NÃO!!! Não precisamos de um inglês, russo, aramaico pra falar com Deus em mistérios, como a palavra nos ensina, quem fala em línguas não fala para homens, então esqueça essa idéia que línguas estranhas são para evangelizar alguém ou coisa e tal...
Em 1 Coríntios 14:2 está escrito: “Porque o que fala em língua desconhecida não fala aos homens, senão a Deus; porque ninguém o entende, e em espírito fala mistérios”.
2 – Eu edifico a igreja quando falo em línguas??
Também não, ao falar em línguas nós edificamos apenas a nós, pois falamos à Deus em mistério. É uma experiência sobrenatural, a qual não ficamos inconscientes, pelo contrário, fazemos por meio do Espírito Santo contudo conscientes de tudo, ao falar em línguas não entendemos o que estamos falando mas o nosso espírito fala á Deus e nesse momento somos cheios da presença dELE ! Oh gloória !!
Em 1 Coríntios 14:4 está escrito: “O que fala em língua desconhecida edifica-se a si mesmo...”
3 – E se eu quiser falar línguas estranhas em público, na igreja por exemplo, posso?
Pode sim, claro! O apóstolo Paulo nos ensina que em público devemos falar em dois ou no máximo 3 pessoas e que tenha um intérprete (Lembrando que intérprete não é o profissional que interpreta outra língua, cuidado não confunda, nesse caso aqui o intérprete é qualquer pessoa que o Espírito santo quiser usar com o dom da interpretação) para não se tornar algo bagunçado e para que todos compreendam a mensagem.
Em 1 Coríntios 14:13 está escrito: “Por isso, o que fala em língua desconhecida, ore para que a possa interpretar”. Em 1 Coríntios 14:27 está escrito: “E, se alguém falar em língua desconhecida, faça-se isso
por dois, ou quando muito três, e por sua vez, e haja intérprete”.
4 – Já que pode gerar bagunça posso proibir as línguas estranhas na igreja??
Não, absolutamente não! Deus não faria algo que seria inútil ou ruim, temos que tentar entender isso, o falar em línguas estranhas é um DOM de DEUS, ele fez para que usássemos e buscássemos mesmo. Se algumas pessoas usam esse dom desordenadamente não significa que ele seja algo ruim, até porque se fosse assim não cantaríamos mais, não pregaríamos mais a palavra e não faríamos muitas outras coisas que são maravilhosas por culpa de muitos que fazem essas coisas de maneira errônea. Paulo também fala que ele não é contra as línguas porque ele se considerava o que mais falava em línguas estranhas naquela época!
Em 1 Coríntios 14: 39 está escrito: “Portanto, irmãos, procurai com zelo, profetizar, e não proibais falar línguas”.
5 – Esse dom tem que objetivo além de edificar o Espírito?
É um “sinal” para os incrédulos (infiéis).

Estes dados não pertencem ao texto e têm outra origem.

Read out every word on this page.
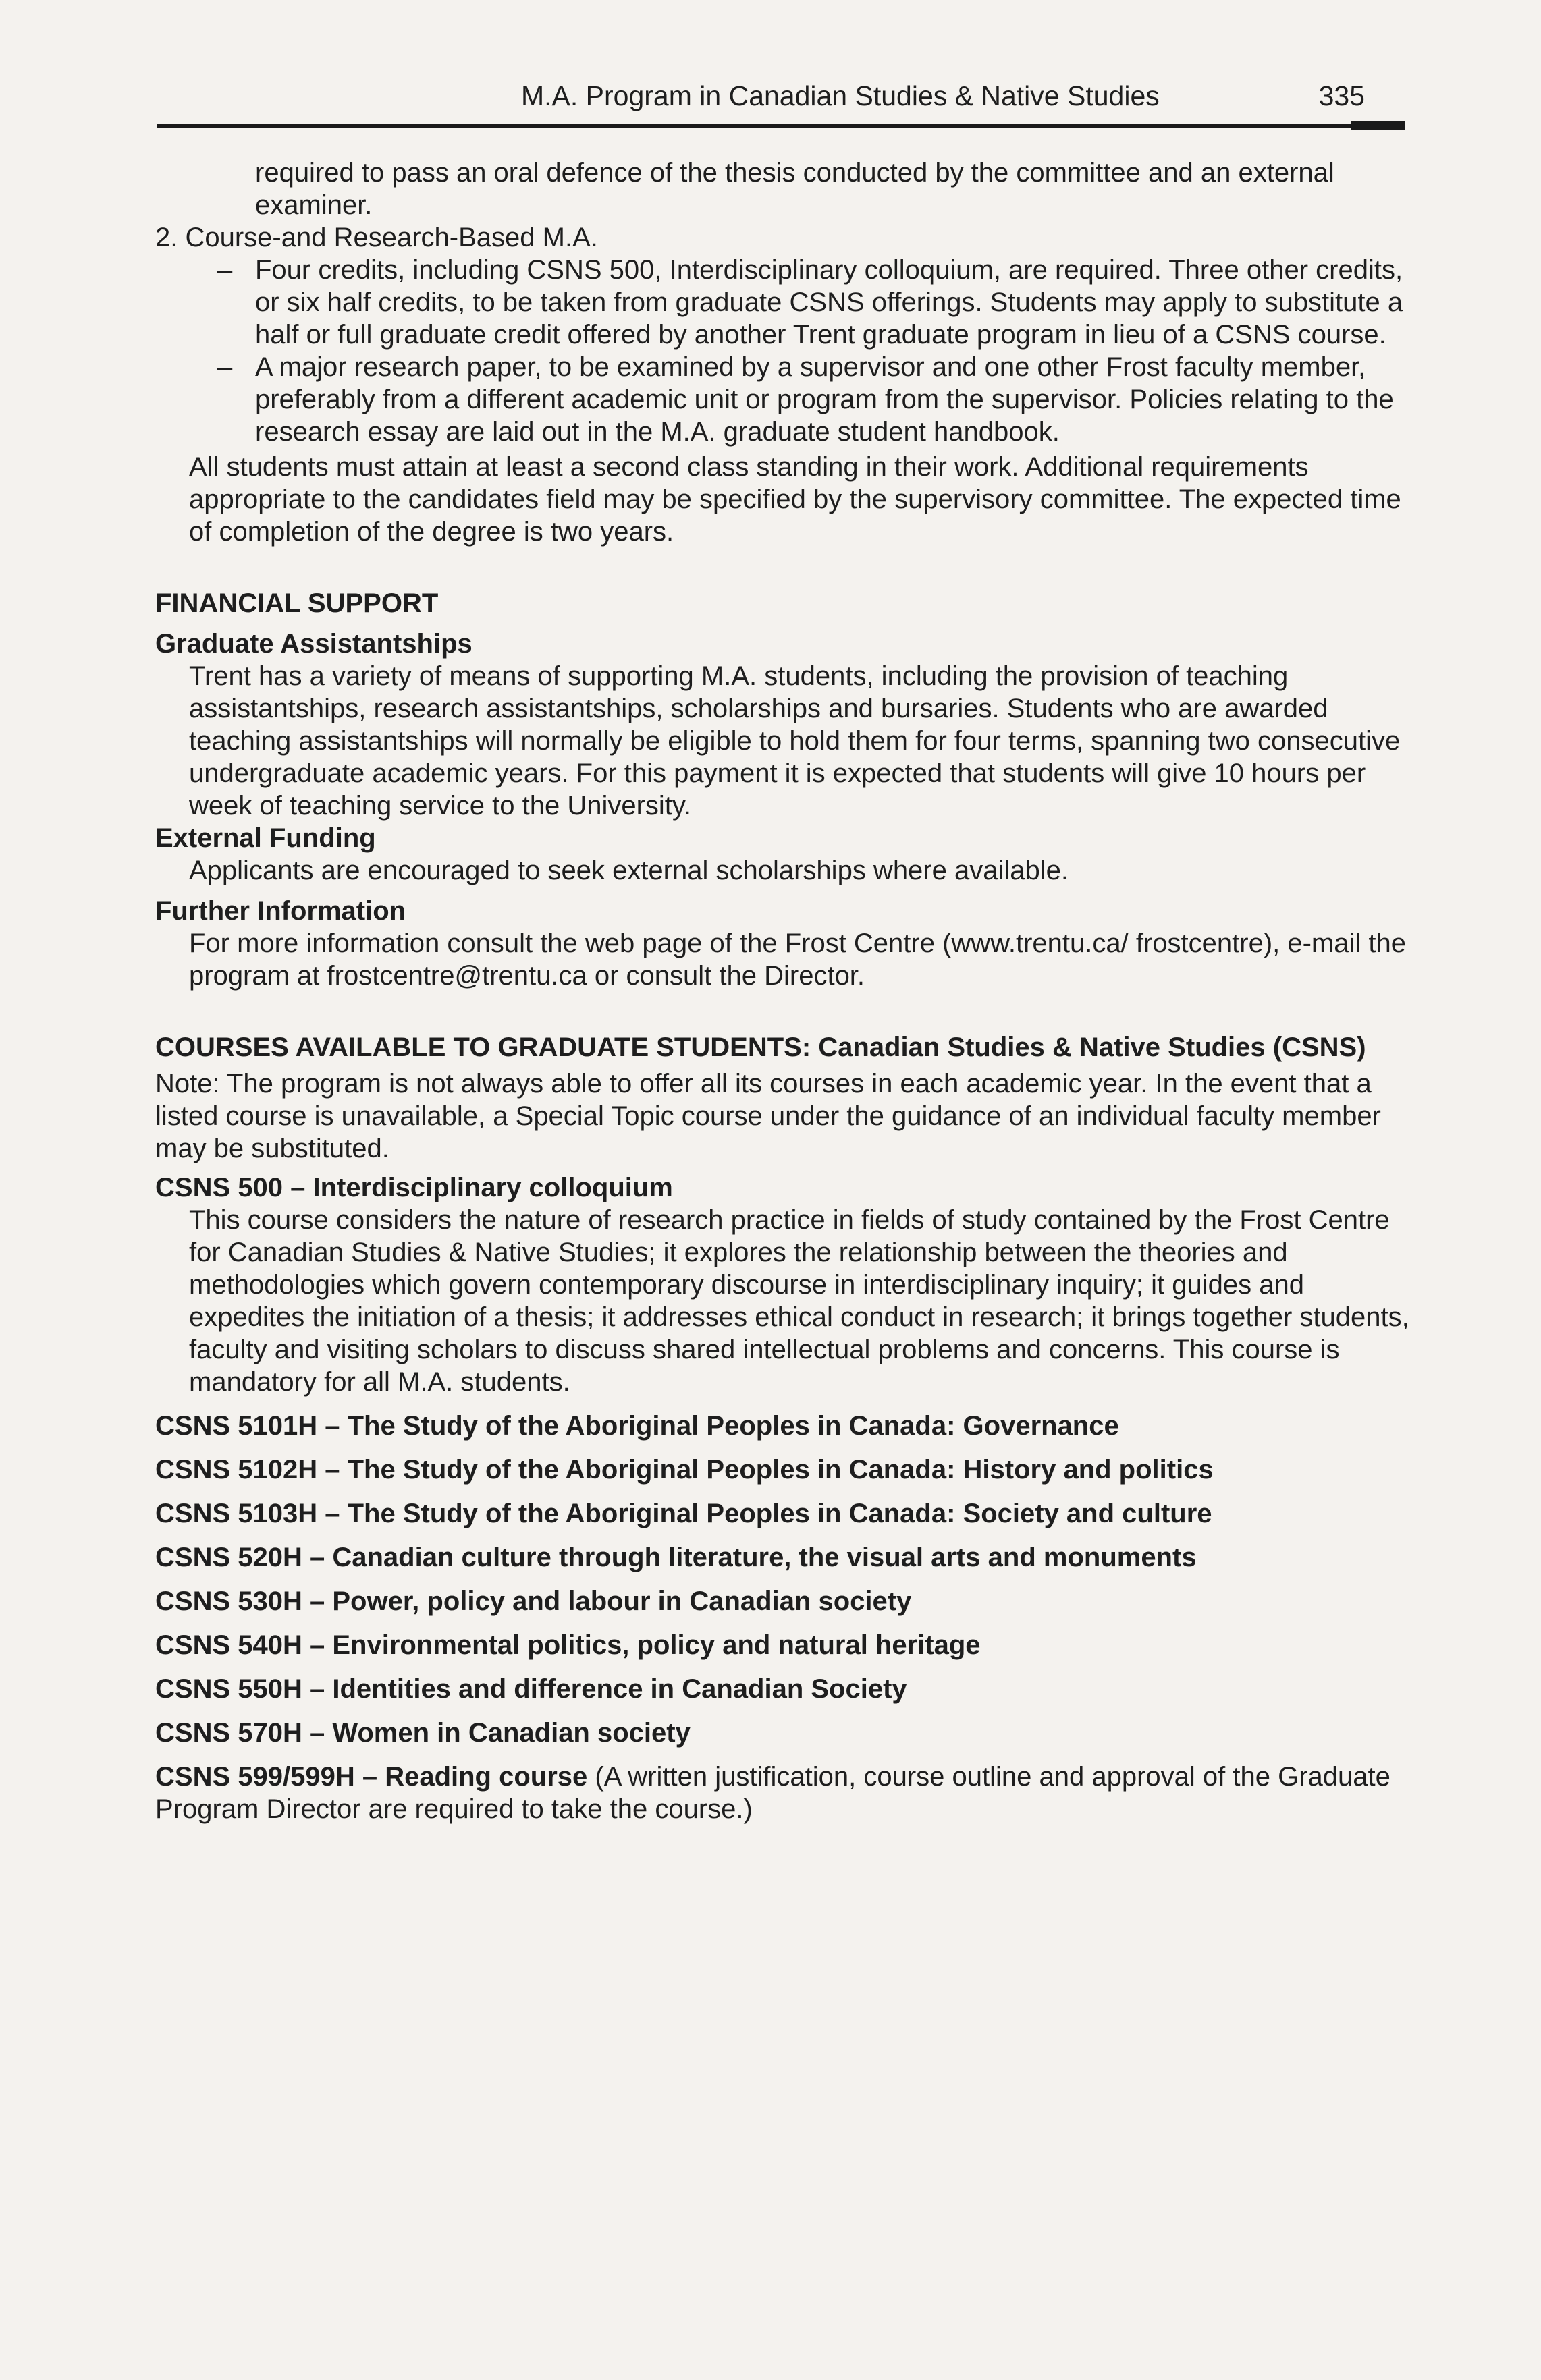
M.A. Program in Canadian Studies & Native Studies	335

required to pass an oral defence of the thesis conducted by the committee and an external examiner.

2. Course-and Research-Based M.A.

– Four credits, including CSNS 500, Interdisciplinary colloquium, are required. Three other credits, or six half credits, to be taken from graduate CSNS offerings. Students may apply to substitute a half or full graduate credit offered by another Trent graduate program in lieu of a CSNS course.
– A major research paper, to be examined by a supervisor and one other Frost faculty member, preferably from a different academic unit or program from the supervisor. Policies relating to the research essay are laid out in the M.A. graduate student handbook.

All students must attain at least a second class standing in their work. Additional requirements appropriate to the candidates field may be specified by the supervisory committee. The expected time of completion of the degree is two years.

FINANCIAL SUPPORT

Graduate Assistantships

Trent has a variety of means of supporting M.A. students, including the provision of teaching assistantships, research assistantships, scholarships and bursaries. Students who are awarded teaching assistantships will normally be eligible to hold them for four terms, spanning two consecutive undergraduate academic years. For this payment it is expected that students will give 10 hours per week of teaching service to the University.

External Funding

Applicants are encouraged to seek external scholarships where available.

Further Information

For more information consult the web page of the Frost Centre (www.trentu.ca/ frostcentre), e-mail the program at frostcentre@trentu.ca or consult the Director.

COURSES AVAILABLE TO GRADUATE STUDENTS: Canadian Studies & Native Studies (CSNS)

Note: The program is not always able to offer all its courses in each academic year. In the event that a listed course is unavailable, a Special Topic course under the guidance of an individual faculty member may be substituted.

CSNS 500 – Interdisciplinary colloquium

This course considers the nature of research practice in fields of study contained by the Frost Centre for Canadian Studies & Native Studies; it explores the relationship between the theories and methodologies which govern contemporary discourse in interdisciplinary inquiry; it guides and expedites the initiation of a thesis; it addresses ethical conduct in research; it brings together students, faculty and visiting scholars to discuss shared intellectual problems and concerns. This course is mandatory for all M.A. students.

CSNS 5101H – The Study of the Aboriginal Peoples in Canada: Governance

CSNS 5102H – The Study of the Aboriginal Peoples in Canada: History and politics

CSNS 5103H – The Study of the Aboriginal Peoples in Canada: Society and culture

CSNS 520H – Canadian culture through literature, the visual arts and monuments

CSNS 530H – Power, policy and labour in Canadian society

CSNS 540H – Environmental politics, policy and natural heritage

CSNS 550H – Identities and difference in Canadian Society

CSNS 570H – Women in Canadian society

CSNS 599/599H – Reading course (A written justification, course outline and approval of the Graduate Program Director are required to take the course.)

Em 1 Coríntios 14:22 está escrito: “De sorte que as línguas são um sinal, não para os fiéis, mas para os infiéis...”
6 – “Falar em línguas estranhas” é o mesmo que “dom de variedade de línguas”?
Falar em línguas estranhas constitui falar palavras ininteligíveis (que não se consegue entender) dentro do contexto humano. Já o dom da variedade de línguas consiste na capacidade sobrenatural de falar em um idioma humano estrangeiro que não era previamente conhecido ou estudado pelo locutor. É uma língua idiomática utilizada quando Deus quer usar alguém para falar a outrem cuja língua é diferente,
como podemos ver em Atos 2:7-11, que diz: “E todos pasmavam e se admiravam, dizendo uns aos outros: Pois quê! Não são galileus todos esses que estão falando? Como é, pois, que os ouvimos falar cada um na própria língua em que nascemos? ”.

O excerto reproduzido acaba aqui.